İkinci bir varsayıma göre; kangal çoban köpeği bir Hint mihracesi tarafından Yavuz Sultan Selim veya IV. Murat olduğu tahmin edilen Osmanlı padişahına hediye olarak getirilmiştir. Bu köpeğin aslanı öldürmesi, padişahı çok etkilemiş ve padişahın bu köpeğe çok değer vermesini sağlamıştır. Ancak Osmanlı ordusuyla birlikte gittiği doğu seferinde, Kangal Deliktaş civarlarında köpek kaybolmuş ve tüm aramalara rağmen bulunamamıştır. Kangal çoban köpeklerinin bu soydan geldiği söylenmektedir.
Üçüncü bir varsayım da; Evliya Çelebi'nin Seyahatname'sinde bahsedilen köpek hakkındadır.Evliya Çelebi, 'aslan kadar kuvvetli' diye tanımladığı bir köpekten bahsetmektedir. Osmanlı'nın kurucularının bu köpeği kendileriyle birlikte Anadolu'ya getirdikleri tahmin edilmektedir. Yine bu varsayıma göre, Osmanlı'nın Avrupa'ya yayılmasıyla birlikte, bu köpek de Avrupa'nın çeşitli yerlerinde bulunmuş ve birçok Avrupa çoban köpeği de bu ırktan türemiştir.
Bu varsayımlar dışında bilinen bir olgu, kangal çoban köpeğine Osmanlı İmparatorluğu döneminde çok önem verildiği ve pedigrili olarak yetiştirildiğidir. Bu dönemde kangal çoban köpeği Osmanlı İmparatorluğu'nda genellikle saray eşrafı ve İmparatorluğun ileri gelenleri tarafından yetiştirilmiştir. Osmanlı İmparatorluğu'nun çöküşünden itibaren ise, pedigrili yetiştiricilik kaybolmuştur.

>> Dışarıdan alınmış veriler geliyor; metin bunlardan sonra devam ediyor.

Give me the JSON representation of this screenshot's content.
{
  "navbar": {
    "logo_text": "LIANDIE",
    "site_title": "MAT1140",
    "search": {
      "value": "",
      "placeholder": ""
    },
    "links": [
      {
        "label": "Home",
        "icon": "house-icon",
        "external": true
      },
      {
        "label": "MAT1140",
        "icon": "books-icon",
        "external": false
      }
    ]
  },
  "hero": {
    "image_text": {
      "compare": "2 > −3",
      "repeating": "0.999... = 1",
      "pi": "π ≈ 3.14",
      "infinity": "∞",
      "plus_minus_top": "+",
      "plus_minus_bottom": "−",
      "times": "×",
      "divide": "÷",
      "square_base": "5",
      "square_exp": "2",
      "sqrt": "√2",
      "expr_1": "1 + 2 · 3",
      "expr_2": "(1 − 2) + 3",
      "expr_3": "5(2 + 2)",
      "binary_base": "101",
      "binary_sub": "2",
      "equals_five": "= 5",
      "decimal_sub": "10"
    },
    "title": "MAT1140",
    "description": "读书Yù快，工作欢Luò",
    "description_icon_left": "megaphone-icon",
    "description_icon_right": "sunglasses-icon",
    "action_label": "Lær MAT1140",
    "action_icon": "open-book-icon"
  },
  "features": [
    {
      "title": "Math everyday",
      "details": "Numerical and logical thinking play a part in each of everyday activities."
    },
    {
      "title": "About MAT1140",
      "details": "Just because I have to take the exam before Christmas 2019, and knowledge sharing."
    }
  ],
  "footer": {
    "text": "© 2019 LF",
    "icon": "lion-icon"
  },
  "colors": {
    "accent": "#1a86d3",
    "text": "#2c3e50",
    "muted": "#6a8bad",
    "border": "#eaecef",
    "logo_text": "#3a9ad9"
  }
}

Asıl köpek türü, yani Latince ismiyle 'canis familaris', kendine özgü birtakım karakter özellikleri taşımaktadır. Sadakat gibi, cesaret gibi, güvenilirlik gibi... Ne yazık ki, çakal, kurt gibi dış görünüş itibariyle köpeğe benzeyen; ancak karakter yapısı itibariyle yukarıdaki özelliklere sahip olduğu tartışılır olan hayvanlarla yüzyıllar boyunca çiftleştirilen köpeklerin saflıkları bozulmuş, insanın gerçekten iyi dostu olan köpeklerin genlerinden gelen karakter özellikleri başlangıçtaki niteliklerini kaybetmeye başlamıştır. Bu bilinçsiz çiftleştirme olgusundan kendini koruyabilen ender köpek türlerinin başında kangal çoban köpeği gelmekte ve günümüzde hâlâ Anadolu insanının en sadık dostlarından biri olma özelliğini korumaktadır.
Öylesine ki, kangal çoban köpeklerinin geçmişini araştırmaya başladığımızdan beri, görüştüğümüz her kangal çoban köpeği sahibinin, köpeklerinin sadakati, duygusallığı, cesareti veya zekasıyla ilgili ve bu köpeği kendileri için vazgeçilmez kılan, başlangıçta bizim de inanamadığımız, sonrasında ise alıştığımız ve hatta kendi köpeklerimizde yaşadığımız öyküleri vardı. Bunların bir bölümünü sitemizin 'Anılar, Efsaneler ve Haberler' bölümünde okuyabilirsiniz.
Kangal çoban köpeklerinin saflıklarını büyük ölçüde koruyabilmiş olmalarının en önemli sebeplerinden biri olarak bu köpeklerin yapı itibariyle çok iri oluşları ve bu nedenle diğer tür köpeklerle çiftleşmeyi kabul etmemeleri gösterilmektedir.